Top Hat [1935]
EVH 20077
Released on EMI.
Small Box - Rental Tape
As the title song puts it, Top Hat (1935) simply 'reeks of class.' There was no more perfect partnership in movies than that of Fred Astaire and Ginger Rogers - a couple who could establish, alone or together, a style of artifice that didn't dim but actually illuminated their humanity. As the mistaken-identity plot swings from a stuffy London men's club to a Venice that only a film studio could have built, Pandro S. Berman's production makes every element click into place with virtuoso ease. The dance numbers are among the best on film. There is the slyly sexy little one that Astaire does in the room above Ginger's boudoir to cajole her back to slumbers; the 'singing an' dancing' enchantment in the rain when she jubilantly copies every step with which he challenges her when a storm isolates them on the stage of a park bandstand; and the inspired inventiveness of Top Hat, White Tie and Tails in which Astaire (so clad) guns down a line-up of henchmen with his cane. lrving Berlin's music and lyrics are this pair's emotional visiting cards - just watch Ginger's enraptured reactions as Fred sings Cheek to Cheek to her: dialogue couldn't have said as much. The film knows when to kid itself - as in The Piccolino number in Venice, a dance which Irving Berlin originally wanted to name 'the Lido' (so that he could add, 'Its very good for your libido.') He didn't, but it's still witty.
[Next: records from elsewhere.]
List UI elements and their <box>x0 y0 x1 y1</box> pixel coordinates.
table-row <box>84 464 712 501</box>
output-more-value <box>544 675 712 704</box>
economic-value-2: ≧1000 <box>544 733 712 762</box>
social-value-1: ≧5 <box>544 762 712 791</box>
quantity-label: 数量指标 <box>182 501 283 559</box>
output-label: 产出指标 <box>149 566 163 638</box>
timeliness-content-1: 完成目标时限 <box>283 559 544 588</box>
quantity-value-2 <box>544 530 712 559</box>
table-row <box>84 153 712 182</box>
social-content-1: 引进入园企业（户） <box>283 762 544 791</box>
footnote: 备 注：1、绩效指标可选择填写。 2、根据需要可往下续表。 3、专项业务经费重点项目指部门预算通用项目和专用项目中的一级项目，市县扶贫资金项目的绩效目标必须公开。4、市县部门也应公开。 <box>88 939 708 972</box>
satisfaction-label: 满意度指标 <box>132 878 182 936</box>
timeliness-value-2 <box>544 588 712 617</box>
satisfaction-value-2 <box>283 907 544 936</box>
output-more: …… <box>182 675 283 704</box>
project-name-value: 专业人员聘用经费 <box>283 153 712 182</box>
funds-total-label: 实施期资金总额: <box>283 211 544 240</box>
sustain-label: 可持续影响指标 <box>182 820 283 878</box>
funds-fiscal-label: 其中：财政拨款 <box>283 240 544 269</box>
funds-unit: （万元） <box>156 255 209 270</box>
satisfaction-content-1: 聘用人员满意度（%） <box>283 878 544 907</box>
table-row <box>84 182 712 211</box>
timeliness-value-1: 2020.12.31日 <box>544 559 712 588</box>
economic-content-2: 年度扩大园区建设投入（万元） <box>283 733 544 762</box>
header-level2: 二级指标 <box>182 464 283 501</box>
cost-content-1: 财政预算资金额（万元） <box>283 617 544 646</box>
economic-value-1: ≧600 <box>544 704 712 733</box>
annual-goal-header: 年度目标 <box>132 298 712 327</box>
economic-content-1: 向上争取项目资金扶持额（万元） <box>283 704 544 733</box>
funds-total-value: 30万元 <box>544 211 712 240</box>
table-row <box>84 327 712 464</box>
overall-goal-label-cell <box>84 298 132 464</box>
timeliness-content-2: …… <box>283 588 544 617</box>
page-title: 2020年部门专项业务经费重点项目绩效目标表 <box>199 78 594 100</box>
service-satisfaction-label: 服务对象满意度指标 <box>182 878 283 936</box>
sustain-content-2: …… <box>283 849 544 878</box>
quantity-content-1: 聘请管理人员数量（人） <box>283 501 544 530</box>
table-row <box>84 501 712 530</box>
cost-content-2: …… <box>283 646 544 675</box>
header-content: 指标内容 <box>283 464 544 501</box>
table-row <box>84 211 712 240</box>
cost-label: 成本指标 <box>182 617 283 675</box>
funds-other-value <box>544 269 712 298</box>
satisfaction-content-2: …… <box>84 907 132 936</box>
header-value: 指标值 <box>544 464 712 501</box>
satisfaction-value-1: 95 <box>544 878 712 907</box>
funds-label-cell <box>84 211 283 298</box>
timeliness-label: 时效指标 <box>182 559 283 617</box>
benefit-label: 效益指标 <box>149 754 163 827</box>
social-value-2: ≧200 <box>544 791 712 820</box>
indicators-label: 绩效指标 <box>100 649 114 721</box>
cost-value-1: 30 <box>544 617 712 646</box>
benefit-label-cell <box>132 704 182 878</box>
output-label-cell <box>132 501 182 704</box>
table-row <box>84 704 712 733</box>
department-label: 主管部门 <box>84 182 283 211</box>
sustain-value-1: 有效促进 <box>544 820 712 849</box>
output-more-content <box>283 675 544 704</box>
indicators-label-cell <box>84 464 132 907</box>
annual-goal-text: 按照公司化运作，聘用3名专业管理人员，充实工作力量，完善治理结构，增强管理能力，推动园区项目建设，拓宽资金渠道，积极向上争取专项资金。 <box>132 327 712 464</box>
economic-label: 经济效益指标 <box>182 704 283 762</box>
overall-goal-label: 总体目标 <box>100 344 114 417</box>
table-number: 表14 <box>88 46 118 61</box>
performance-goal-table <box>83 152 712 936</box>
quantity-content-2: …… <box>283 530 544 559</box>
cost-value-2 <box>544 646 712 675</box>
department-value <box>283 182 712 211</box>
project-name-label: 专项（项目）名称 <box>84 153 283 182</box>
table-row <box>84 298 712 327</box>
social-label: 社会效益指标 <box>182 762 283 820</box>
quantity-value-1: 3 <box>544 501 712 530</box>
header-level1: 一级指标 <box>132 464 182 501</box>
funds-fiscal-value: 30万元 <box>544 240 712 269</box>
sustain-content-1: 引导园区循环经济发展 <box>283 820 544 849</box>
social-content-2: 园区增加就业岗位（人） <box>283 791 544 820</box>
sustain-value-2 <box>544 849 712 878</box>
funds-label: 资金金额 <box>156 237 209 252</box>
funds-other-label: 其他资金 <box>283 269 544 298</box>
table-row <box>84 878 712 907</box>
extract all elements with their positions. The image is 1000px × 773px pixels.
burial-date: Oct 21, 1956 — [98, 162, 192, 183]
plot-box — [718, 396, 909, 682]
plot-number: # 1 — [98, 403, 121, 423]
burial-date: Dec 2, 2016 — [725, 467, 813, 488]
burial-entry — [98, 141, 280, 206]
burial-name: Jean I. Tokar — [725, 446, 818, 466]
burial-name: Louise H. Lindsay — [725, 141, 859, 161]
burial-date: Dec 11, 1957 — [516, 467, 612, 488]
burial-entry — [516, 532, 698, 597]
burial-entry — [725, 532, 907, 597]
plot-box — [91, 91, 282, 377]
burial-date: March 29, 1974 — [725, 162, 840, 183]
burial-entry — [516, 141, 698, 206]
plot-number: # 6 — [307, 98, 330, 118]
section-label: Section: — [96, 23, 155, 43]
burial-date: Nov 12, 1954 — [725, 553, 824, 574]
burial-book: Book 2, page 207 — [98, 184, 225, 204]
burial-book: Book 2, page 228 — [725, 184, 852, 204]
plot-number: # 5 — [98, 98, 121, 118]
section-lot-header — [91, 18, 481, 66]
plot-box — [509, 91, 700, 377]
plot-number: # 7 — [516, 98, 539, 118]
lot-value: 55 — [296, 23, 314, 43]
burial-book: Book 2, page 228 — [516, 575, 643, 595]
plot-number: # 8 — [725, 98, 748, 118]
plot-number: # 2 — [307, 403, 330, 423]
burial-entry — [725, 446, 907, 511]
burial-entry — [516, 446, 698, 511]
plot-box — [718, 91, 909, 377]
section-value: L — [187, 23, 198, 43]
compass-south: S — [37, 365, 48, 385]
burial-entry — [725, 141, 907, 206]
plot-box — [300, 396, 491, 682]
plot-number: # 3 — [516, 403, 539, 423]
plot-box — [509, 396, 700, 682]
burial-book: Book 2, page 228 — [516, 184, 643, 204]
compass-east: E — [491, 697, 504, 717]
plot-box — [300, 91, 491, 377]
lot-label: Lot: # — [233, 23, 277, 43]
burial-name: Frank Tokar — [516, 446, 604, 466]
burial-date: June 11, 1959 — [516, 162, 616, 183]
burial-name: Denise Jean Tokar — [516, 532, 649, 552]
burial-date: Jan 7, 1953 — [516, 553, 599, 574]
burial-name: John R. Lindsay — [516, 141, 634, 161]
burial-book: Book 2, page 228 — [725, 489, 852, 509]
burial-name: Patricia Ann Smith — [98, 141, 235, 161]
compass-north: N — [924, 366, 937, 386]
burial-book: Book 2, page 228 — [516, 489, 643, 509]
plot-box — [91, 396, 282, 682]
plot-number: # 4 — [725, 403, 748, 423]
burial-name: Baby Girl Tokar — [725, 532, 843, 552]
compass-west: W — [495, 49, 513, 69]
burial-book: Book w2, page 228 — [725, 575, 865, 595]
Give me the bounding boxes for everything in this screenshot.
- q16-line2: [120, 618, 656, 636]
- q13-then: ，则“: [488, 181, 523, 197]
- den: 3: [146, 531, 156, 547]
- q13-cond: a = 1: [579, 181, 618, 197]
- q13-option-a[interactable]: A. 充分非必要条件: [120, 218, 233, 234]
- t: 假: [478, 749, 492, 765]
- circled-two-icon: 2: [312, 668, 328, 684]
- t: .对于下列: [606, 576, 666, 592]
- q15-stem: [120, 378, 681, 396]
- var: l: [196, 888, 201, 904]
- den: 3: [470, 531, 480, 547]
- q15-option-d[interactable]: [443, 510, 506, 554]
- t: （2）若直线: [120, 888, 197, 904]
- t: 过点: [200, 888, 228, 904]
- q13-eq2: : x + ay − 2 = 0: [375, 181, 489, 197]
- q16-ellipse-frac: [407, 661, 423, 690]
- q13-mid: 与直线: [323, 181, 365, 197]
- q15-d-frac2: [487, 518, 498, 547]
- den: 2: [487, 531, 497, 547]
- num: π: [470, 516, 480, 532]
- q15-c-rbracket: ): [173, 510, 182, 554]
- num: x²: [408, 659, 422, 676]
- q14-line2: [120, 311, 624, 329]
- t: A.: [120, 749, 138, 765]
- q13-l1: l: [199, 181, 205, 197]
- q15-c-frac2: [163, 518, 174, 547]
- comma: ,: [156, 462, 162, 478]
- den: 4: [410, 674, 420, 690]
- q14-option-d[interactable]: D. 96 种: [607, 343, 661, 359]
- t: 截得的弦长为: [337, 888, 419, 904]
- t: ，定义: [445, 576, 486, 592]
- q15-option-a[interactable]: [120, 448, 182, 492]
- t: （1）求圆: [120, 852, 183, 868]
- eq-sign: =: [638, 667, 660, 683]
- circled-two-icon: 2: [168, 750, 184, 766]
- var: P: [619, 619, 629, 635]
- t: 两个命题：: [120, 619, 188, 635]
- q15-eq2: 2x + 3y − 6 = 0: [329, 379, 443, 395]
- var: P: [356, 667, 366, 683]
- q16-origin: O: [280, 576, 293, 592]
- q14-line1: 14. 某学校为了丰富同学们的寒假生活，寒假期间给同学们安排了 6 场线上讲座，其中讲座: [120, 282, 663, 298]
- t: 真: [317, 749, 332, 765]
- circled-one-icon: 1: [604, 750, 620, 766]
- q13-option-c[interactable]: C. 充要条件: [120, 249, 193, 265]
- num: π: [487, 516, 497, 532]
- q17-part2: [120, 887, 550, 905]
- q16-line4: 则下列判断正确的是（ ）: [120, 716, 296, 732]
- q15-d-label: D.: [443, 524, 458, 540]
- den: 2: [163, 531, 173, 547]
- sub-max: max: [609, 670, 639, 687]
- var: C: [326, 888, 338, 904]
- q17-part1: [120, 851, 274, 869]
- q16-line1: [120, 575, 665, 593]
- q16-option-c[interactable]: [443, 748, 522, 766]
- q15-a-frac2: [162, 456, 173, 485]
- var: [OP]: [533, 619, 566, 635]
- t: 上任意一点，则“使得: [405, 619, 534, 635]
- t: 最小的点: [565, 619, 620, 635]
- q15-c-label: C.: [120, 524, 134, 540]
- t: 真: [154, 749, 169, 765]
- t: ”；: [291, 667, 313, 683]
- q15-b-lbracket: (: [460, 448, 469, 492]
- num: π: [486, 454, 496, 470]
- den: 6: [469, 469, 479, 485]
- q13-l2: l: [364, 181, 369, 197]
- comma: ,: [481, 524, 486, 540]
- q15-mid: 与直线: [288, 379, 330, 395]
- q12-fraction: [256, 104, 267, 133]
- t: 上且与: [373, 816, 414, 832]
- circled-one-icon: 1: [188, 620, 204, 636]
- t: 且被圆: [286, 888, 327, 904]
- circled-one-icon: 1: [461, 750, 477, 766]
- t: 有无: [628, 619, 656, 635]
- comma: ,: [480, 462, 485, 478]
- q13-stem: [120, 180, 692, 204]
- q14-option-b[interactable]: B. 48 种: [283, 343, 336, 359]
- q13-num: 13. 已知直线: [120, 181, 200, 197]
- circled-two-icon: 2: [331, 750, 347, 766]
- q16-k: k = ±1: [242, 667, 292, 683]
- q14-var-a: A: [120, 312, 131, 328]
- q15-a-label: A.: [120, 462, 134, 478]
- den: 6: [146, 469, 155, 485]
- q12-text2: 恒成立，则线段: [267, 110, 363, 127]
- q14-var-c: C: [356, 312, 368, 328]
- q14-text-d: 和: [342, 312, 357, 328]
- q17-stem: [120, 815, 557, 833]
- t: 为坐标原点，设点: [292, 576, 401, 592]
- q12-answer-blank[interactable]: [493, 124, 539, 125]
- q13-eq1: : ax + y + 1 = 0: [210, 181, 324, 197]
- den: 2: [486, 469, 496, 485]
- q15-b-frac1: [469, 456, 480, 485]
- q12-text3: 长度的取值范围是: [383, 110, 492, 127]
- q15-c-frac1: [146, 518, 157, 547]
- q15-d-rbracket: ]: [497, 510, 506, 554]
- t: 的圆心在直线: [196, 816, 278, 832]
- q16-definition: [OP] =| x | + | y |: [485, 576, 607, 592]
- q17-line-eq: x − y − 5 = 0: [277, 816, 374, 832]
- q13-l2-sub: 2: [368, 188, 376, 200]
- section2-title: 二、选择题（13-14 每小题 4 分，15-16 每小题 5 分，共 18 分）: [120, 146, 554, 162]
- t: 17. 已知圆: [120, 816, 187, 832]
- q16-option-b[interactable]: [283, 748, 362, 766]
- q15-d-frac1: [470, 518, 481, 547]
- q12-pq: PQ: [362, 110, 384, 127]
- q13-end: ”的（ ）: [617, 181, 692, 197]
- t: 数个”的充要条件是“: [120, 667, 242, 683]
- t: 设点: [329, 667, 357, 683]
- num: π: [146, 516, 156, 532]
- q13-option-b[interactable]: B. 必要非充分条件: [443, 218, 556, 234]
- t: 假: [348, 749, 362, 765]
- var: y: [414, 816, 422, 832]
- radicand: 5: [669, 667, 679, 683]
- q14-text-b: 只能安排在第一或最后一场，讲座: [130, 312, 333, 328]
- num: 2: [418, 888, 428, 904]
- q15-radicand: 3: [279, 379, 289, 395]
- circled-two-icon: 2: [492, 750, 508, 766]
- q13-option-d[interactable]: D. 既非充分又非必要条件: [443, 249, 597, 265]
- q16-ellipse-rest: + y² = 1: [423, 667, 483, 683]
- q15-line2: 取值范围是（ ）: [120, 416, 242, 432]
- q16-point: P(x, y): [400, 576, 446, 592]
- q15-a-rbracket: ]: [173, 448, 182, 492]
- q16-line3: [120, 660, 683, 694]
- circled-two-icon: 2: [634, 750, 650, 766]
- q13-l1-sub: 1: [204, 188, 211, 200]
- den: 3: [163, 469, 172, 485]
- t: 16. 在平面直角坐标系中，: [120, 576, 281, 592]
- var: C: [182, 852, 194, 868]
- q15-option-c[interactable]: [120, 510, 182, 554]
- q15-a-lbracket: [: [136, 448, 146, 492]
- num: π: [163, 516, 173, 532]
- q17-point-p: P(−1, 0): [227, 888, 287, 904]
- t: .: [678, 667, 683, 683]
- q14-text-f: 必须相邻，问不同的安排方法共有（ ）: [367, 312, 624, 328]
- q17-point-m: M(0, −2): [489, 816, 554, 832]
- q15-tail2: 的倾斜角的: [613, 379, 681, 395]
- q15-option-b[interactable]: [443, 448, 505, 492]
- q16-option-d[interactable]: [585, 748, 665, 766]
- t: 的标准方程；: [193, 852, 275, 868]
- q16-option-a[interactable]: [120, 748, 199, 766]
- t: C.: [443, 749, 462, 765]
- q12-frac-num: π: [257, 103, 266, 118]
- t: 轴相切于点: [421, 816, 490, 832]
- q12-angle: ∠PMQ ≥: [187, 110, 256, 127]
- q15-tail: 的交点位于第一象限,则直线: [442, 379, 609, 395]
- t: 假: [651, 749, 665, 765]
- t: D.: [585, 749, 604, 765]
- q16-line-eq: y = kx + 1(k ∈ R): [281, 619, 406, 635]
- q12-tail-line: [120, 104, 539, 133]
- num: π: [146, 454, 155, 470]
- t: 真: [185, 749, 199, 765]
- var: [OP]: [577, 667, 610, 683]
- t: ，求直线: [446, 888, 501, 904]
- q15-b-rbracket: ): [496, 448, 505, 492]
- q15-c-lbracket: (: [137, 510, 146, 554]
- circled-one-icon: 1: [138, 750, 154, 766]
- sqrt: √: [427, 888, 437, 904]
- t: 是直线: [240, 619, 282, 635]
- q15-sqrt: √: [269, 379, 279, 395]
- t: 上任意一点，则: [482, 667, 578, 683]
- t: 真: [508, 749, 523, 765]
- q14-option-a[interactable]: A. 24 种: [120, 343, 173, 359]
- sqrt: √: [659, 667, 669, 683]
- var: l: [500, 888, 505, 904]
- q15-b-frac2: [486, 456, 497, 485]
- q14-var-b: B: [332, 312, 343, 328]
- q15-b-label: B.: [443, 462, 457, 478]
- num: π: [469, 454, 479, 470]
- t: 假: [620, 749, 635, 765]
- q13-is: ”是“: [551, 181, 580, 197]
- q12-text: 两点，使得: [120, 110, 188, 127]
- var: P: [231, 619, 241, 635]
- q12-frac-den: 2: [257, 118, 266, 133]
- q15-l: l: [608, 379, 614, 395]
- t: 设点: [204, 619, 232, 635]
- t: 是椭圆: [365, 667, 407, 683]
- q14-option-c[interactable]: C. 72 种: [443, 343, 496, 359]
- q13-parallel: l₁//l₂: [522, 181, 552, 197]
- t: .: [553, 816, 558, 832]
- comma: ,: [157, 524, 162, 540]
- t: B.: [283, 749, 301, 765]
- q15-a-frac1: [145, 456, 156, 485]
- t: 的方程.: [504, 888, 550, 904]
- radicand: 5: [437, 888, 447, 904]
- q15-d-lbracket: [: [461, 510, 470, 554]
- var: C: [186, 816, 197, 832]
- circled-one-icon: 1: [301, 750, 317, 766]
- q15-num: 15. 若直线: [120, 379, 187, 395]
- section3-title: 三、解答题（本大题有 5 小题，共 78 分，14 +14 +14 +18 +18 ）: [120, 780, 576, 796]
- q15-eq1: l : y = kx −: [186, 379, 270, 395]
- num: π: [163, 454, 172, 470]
Even the water in the Venetian canals was dyed black so as to off-set the 'Big white Set' that had become designer Van Nest Polglase's visual signature on the RKO style in this period of movie musicals. In 1935 thousands flocked to see Top Hat; and it's even more irresistible nowadays to catch the infection of its world of instant wish-fulfilment in which, as the dance critic Arlene Croce has said, the characters seem to spend the whole of their lives in evening dress.